We next converted each RMv5_rates.bed interval into its total crossover contribution across the interval:
awk 'BEGIN{FS=OFS="\t"} {print $0, $4 * ($3 - $2 + 1)}' RMv5_rates.bed > RMv5_CO.bedTo anchor the Rodgers-Melnick map to the chromosome-scale genetic lengths in the Ogut v5 map, we computed chromosome cM spans from ogut_v5.bed:
awk 'BEGIN{FS=OFS="\t"}
{
cm = $6 + 0
if (!($1 in min) || cm < min[$1]) min[$1] = cm
if (!($1 in max) || cm > max[$1]) max[$1] = cm
n[$1]++
}
END{
print "chromosome","cM_length","min_cM","max_cM","n_markers"
for (chr in n) {
print chr, max[chr] - min[chr], min[chr], max[chr], n[chr]
}
}' ogut_v5.bed | sort -k1,1V > ogut_v5_chromosome_cM_lengths.tsvFinally, we rescaled the Rodgers-Melnick interval contributions so that the summed crossover signal on each chromosome matches the total chromosome cM length from ogut_v5_chromosome_cM_lengths.tsv.
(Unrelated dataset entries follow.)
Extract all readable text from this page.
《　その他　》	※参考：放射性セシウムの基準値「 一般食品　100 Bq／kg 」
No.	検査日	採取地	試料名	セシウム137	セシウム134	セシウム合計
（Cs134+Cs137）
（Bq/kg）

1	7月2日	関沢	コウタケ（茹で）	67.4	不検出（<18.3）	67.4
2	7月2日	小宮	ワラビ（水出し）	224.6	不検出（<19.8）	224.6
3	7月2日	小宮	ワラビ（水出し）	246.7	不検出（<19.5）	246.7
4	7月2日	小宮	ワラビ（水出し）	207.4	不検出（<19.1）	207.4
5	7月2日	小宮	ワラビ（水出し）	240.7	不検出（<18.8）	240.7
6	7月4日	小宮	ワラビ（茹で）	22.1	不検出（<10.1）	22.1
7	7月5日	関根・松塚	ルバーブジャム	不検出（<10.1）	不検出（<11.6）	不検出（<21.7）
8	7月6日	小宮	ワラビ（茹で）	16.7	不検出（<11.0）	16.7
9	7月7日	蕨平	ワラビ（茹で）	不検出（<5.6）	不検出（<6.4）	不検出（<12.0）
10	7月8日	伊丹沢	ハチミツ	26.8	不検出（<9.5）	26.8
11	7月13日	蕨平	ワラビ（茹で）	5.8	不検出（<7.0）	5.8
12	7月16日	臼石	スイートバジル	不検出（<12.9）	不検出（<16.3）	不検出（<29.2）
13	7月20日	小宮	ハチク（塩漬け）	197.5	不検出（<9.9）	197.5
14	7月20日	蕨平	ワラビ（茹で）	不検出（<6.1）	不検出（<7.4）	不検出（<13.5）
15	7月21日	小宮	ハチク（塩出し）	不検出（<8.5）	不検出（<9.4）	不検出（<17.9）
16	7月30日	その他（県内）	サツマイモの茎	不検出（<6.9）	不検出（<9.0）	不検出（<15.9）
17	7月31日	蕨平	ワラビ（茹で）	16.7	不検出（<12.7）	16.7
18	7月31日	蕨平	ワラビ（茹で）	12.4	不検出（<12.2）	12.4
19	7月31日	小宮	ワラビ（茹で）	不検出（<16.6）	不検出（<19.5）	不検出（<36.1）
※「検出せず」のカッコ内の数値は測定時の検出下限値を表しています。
We also computed cM/Mb for each region:
awk 'BEGIN{FS=OFS="\t"}
NR==FNR && FNR>1 { chr_cm[$1] = $2; next }
{
len = $3 - $2 + 1
val = $4 * len
chr_sum[$1] += val
row[NR] = $0
row_val[NR] = val
row_len[NR] = len
}
END{
print "chr","start","end","rate","scaled_cM","cM_per_Mb"
for (i = 1; i <= NR; i++) {
split(row[i], f, FS)
scaled_cm = (chr_sum[f[1]] > 0 ? row_val[i] * chr_cm[f[1]] / chr_sum[f[1]] : 0)
cm_per_mb = (row_len[i] > 0 ? scaled_cm / row_len[i] * 1e6 : 0)
print f[1], f[2], f[3], f[4], scaled_cm, cm_per_mb
}
}' ogut_v5_chromosome_cM_lengths.tsv RMv5_rates.bed > RMv5.bedThis final RMv5.bed contains:
- chromosome
- start
- end
- summed Rodgers-Melnick crossover rate
- chromosome-scaled cM assigned to the interval
cM/Mb
Comparison of the Rodgers-Melnick and Ogut maps can be seen in RMv5_vs_ogut_cumulative_by_chromosome.png (scaled so cumulative value is the same).